I have an undergraduate degree in nutrition but no experience beyond that, but one of their claims was wrong on a very base level. That claim was, paraphrased, “Americans are only eating X calories more a day now than in the 1970s, that does not make enough difference to account for differences in obesity rate” – but putting those numbers into a simple BMR calculator show that it does. When this was pointed out to them, they made another post essentially moving the goalposts and stating “well, what we really want to know is WHY people are eating more”, while at the same time seeming to attempt to deny CICO.
I suspect that the majority of their audience are intelligent people who want there to be a “lifehack” for body size manipulation.
Here’s a blog post examining some of their claims in more detail:
https://www.lesswrong.com/posts/NRrbJJWnaSorrqvtZ/on-not-getting-contaminated-by-the-wrong-obesity-ideas
February 15, 2023 at 1:46 pm
Nutrient sludge? Given that all diets rebound or end up at an even higher setpoint when discontinued, I have a hard time imagining many people choosing a lifetime of drab, Kafkaesque feeding and social isolation rather than eating.
February 15, 2023 at 2:28 pm
The story with the nutrient sludge is not just it’s a diet you can stick to in order to lose weight, but that the tiny tiny sample of people who were on it found that they didn’t want to eat more. Also, the way the blog discusses this, the big question is whether this diet, unlike regular ones, resets the “lipostat” which the body consults to figure out how heavy to become.
Of course there are loads of unknowns here. That’s my point. Those unknowns have been around for more than half a century, despite this one study being so potentially important, and no-one — apparently — has even tried to replicate or extend it.
February 15, 2023 at 6:02 pm
I know this reads a bit silly but the reasoning behind this just might be cultural. Not scientific. During part of that time, anorexia was considered the big problem. Funding might have gone there. Finding a way to lose weight was not sexy. Also the concept that everybody is different. Accept it. And “fat shaming” has taken on a negative quality. Always check out the culture of the times. It can and does affect the direction of funding in science.
February 15, 2023 at 6:07 pm
Well, Dale, I think that is a fine explanation for why no-one tried to replicate and extend this study in 1966, or indeed 1970. But it doesn’t come close to explaining why people aren’t falling over each other to do it in 2023.

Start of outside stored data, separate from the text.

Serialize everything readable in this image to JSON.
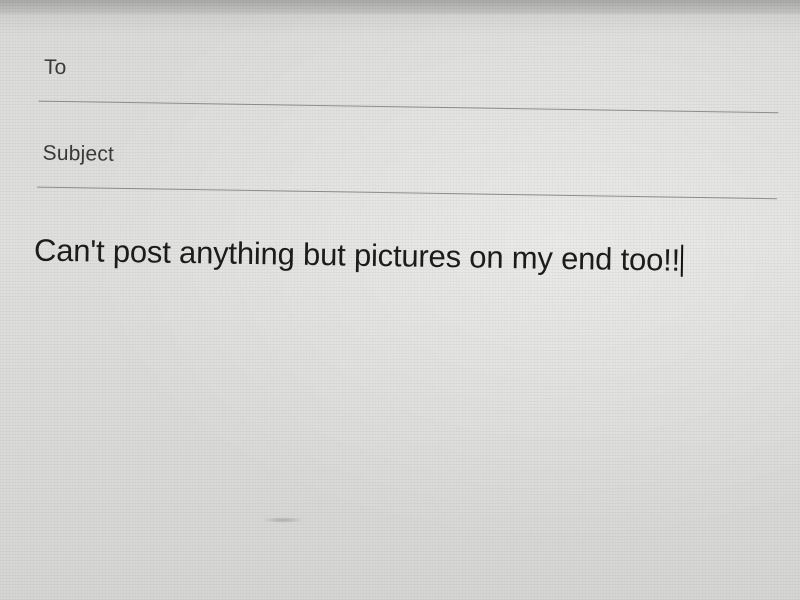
{
  "compose": {
    "to_label": "To",
    "to_value": "",
    "subject_label": "Subject",
    "subject_value": "",
    "body_text": "Can't post anything but pictures on my end too!!"
  },
  "colors": {
    "background": "#dededc",
    "label_text": "#3a3a3a",
    "body_text": "#1c1c1c",
    "divider": "#8e8f8d"
  }
}
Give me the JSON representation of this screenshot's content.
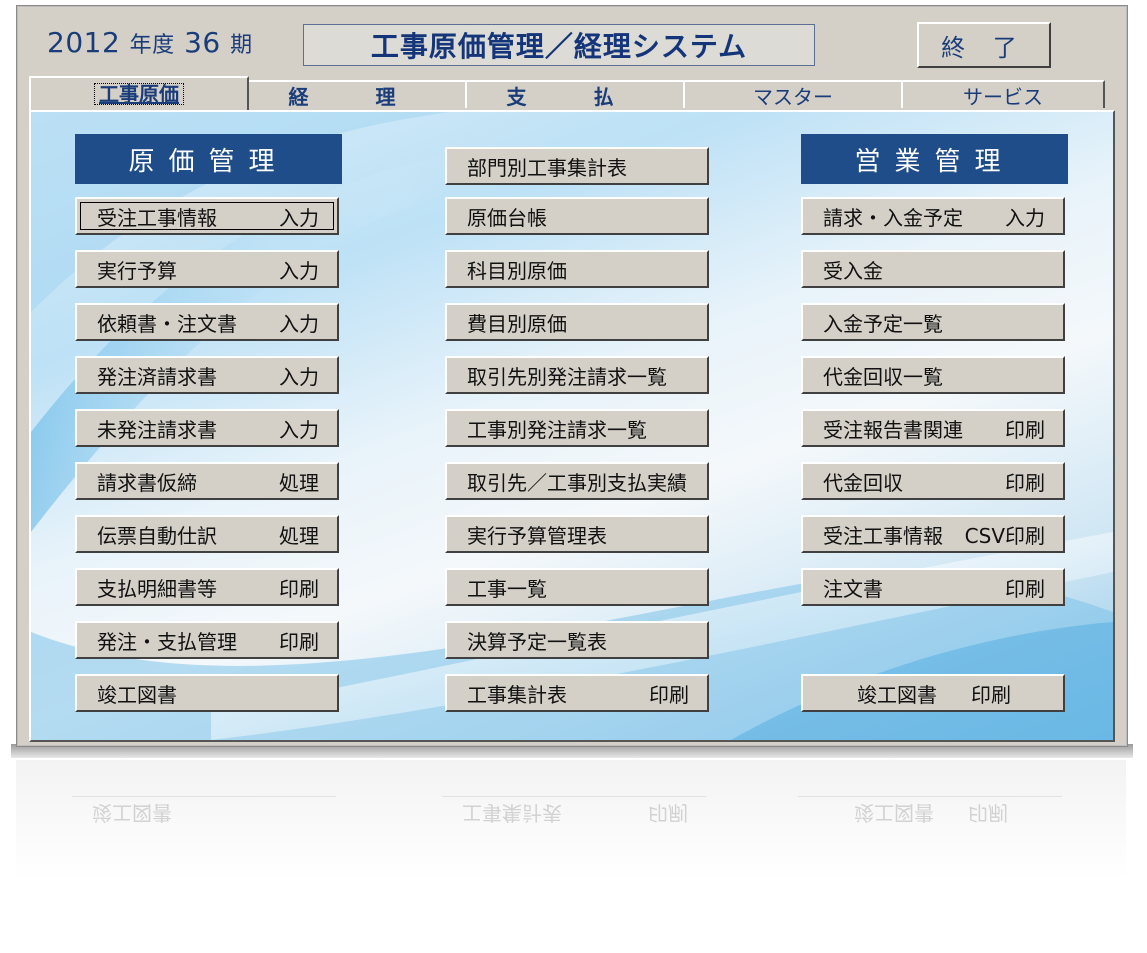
{
  "header": {
    "year": "2012",
    "year_suffix": "年度",
    "period": "36",
    "period_suffix": "期",
    "title": "工事原価管理／経理システム",
    "exit_label": "終 了"
  },
  "tabs": [
    {
      "label": "工事原価",
      "active": true
    },
    {
      "label": "経 理",
      "active": false
    },
    {
      "label": "支 払",
      "active": false
    },
    {
      "label": "マスター",
      "active": false
    },
    {
      "label": "サービス",
      "active": false
    }
  ],
  "left": {
    "heading": "原価管理",
    "buttons": [
      {
        "label": "受注工事情報",
        "action": "入力"
      },
      {
        "label": "実行予算",
        "action": "入力"
      },
      {
        "label": "依頼書・注文書",
        "action": "入力"
      },
      {
        "label": "発注済請求書",
        "action": "入力"
      },
      {
        "label": "未発注請求書",
        "action": "入力"
      },
      {
        "label": "請求書仮締",
        "action": "処理"
      },
      {
        "label": "伝票自動仕訳",
        "action": "処理"
      },
      {
        "label": "支払明細書等",
        "action": "印刷"
      },
      {
        "label": "発注・支払管理",
        "action": "印刷"
      },
      {
        "label": "竣工図書",
        "action": ""
      }
    ]
  },
  "middle": {
    "buttons": [
      {
        "label": "部門別工事集計表",
        "action": ""
      },
      {
        "label": "原価台帳",
        "action": ""
      },
      {
        "label": "科目別原価",
        "action": ""
      },
      {
        "label": "費目別原価",
        "action": ""
      },
      {
        "label": "取引先別発注請求一覧",
        "action": ""
      },
      {
        "label": "工事別発注請求一覧",
        "action": ""
      },
      {
        "label": "取引先／工事別支払実績",
        "action": ""
      },
      {
        "label": "実行予算管理表",
        "action": ""
      },
      {
        "label": "工事一覧",
        "action": ""
      },
      {
        "label": "決算予定一覧表",
        "action": ""
      },
      {
        "label": "工事集計表",
        "action": "印刷"
      }
    ]
  },
  "right": {
    "heading": "営業管理",
    "buttons": [
      {
        "label": "請求・入金予定",
        "action": "入力"
      },
      {
        "label": "受入金",
        "action": ""
      },
      {
        "label": "入金予定一覧",
        "action": ""
      },
      {
        "label": "代金回収一覧",
        "action": ""
      },
      {
        "label": "受注報告書関連",
        "action": "印刷"
      },
      {
        "label": "代金回収",
        "action": "印刷"
      },
      {
        "label": "受注工事情報",
        "action": "CSV印刷"
      },
      {
        "label": "注文書",
        "action": "印刷"
      },
      {
        "label": "竣工図書",
        "action": "印刷"
      }
    ]
  },
  "colors": {
    "heading_bg": "#1e4d8a",
    "accent_text": "#1a3d7a",
    "button_face": "#d4d0c8"
  }
}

February 28, 2023 at 5:40 pm
[…] related to our work: No-one knows whether or not a neutral-tasting nutrient-sludge diet leads to enormous weight loss. You could try to replicate this with some […]
March 2, 2023 at 6:22 am
Nutrient sludge is used for several different medical conditions (e.g. exclusive enteral nutrition therapy for inflammatory bowel disease, methionine free protein powder for some cases of homocysteinuria). One of the biggest problems with nutrient sludge is that it’s pretty gross and even when they mask it with different flavors, it gets pretty old pretty quick. Supposedly patients will sometimes buy several different types of formulas just so they can have a little variation in the taste. I imagine that while you may not feel hungry on such a diet, you would still crave real food!
Some other things you may be interested in are the research on the keto-enteral nutrition diet and research on very low methionine diets (like mentioned above for cases of homocysteinuria). Very low methionine diets require you to eat such a low amount of methionine that you pretty much must eat a nutrient sludge. These diets have some very interesting results on rodent health and are being tested in humans.
March 2, 2023 at 9:28 am
Thanks, fakename, all of that is really interesting.
But, still, what fascinates me most is not so much the specific research question of this 58-year-old study, as the failure of any group, anywhere in the world (that we know of) to follow up on such a spectacular result with such obvious practical implications.